Health Reform – Changes to Expect

Pre-Existing Conditions:

Much of the healthcare reform legislation that recently passed is good news to those with pre-existing conditions who have had trouble affording health coverage in the past.

Effective immediately, insurers will no longer deny coverage to children with pre-existing conditions, whether the plan is old or new. Nothing in the new law stops them from raising premiums to cover the added costs now, but in 2014, insurers will not be able to raise premiums to cover those costs.

By late June 2010, a high-risk insurance pool will be created to allow those with preexisting conditions who have been uninsured for at least 6 months to obtain more affordable coverage in spite of their pre-existing conditions. In 2014, insurance companies will not be allow to deny anyone on the basis of pre-existing conditions or limit coverage based on health status, so this high risk pool is a temporary measure to allow uninsured people with pre-existing conditions to obtain more affordable coverage.

Medicare and Medicaid:

The new legislation will give some relief to retirees and those with Medicare who are paying out of pocket for their prescriptions. With the new legislation, Medicare patients who fall into the Part D “doughnut hole” will get a one-time $250 rebate, this year only. The doughnut hole, or Medicare Part D coverage gap , is the difference of the initial coverage limit and the catastrophic coverage threshold, as described in the Medicare Part D prescription drug program administered by the United States federal government. After a Medicare beneficiary surpasses the prescription drug coverage limit, the Medicare beneficiary is financially responsible for the entire cost of prescription drugs until the expense reaches the catastrophic coverage threshold. This rebate gives some of that money back.

Between November 15 and December 31 2010, people on Medicare can switch plans. If you have been covered under a private Medicare Advantage plan, carefully review your options for 2011. That’s when these plans start losing the extra subsidies they’ve enjoyed up until now, and some may respond by changing prices or benefits.

More changes to Medicare begin on January 1, 2011. All plans must start covering the full cost of proven preventive services, with no deductibles or copays, and provide a free annual “comprehensive health assessment”—a checkup, plus discussion of your personal risk factors and ways you might address them. And anyone who falls into the “doughnut hole” will receive a 50 percent discount on brand-name drugs.
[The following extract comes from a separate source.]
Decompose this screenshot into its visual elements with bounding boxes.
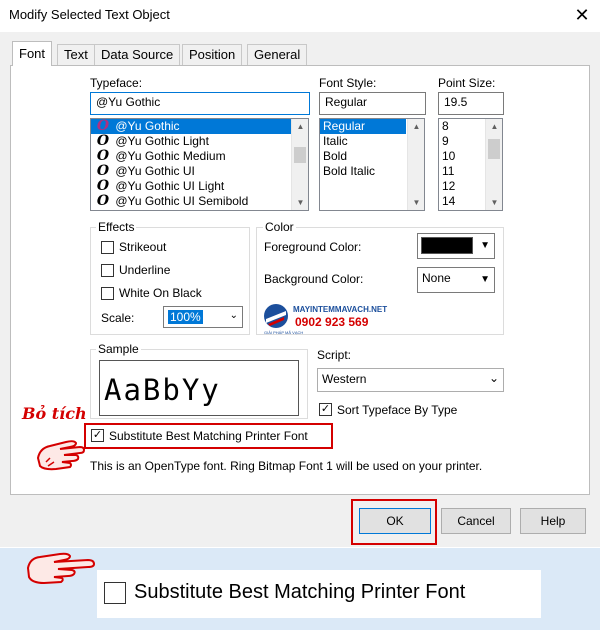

This subsidy will increase in subsequent years until the doughnut hole closes completely in 2020.

In 2013, Medicare taxes go up on adjusted gross incomes of more than $200,000 for individuals or $250,000 for couples. They’ll have to pay an extra 0.9 percent tax on all earnings above that threshold. And for the first time, these high earners will also have to pay a 3.8 percent assessment on unearned income such as stock dividends.

In 2014, all individuals under 65 with an income of less than 133 percent of the federal poverty level will automatically be enrolled in Medicaid, even if they don’t have dependent children.

Preventive Care:

It may be frustrating when you spend money treating conditions that you know could have been prevented, or doctors tell you ways to stay healthy and prevent illness but then your insurance slaps high co-payments or fees on you for procedures or check-ups that are preventive in nature. This will soon change. Starting in the next open enrollment period after September 23, 2010 (usually Jan 1 2011 for most employers) there will be no co-pays, co-insurance or deductibles on proven preventive care such as immunizations, mammograms and colonoscopies.

Requirements for Uninsured:

In 2014, all citizens and legal residents will be required to have health coverage. Those who decline to purchase coverage will be charged a tax penalty. Exemptions will be available for reasons of financial hardship and other reasons.

More Affordable Coverage:

One of the main goals of health reform is to make health coverage more affordable for all Americans, regardless of their income level. As a result of the newly passed legislation, In 2014, families and individuals who meet income requirements will receive subsidies in the form of refundable tax credits and reduced out-of-pocket costs in order to make required coverage more affordable.

Every state will have an exchange where individuals and small businesses (up to 100 employees) can purchase coverage. All plans sold on the exchange must offer unlimited annual and lifetime coverage, and must offer a comprehensive set of “essential benefits.”

Coverage for Adult Children:

Many college kids or recent grads have trouble with finding or paying for insurance. Starting in 2014, all health plans, new and old, must allow adult children to stay on their parent’s health plan until their 26th birthday, unless they have access to job coverage on their own.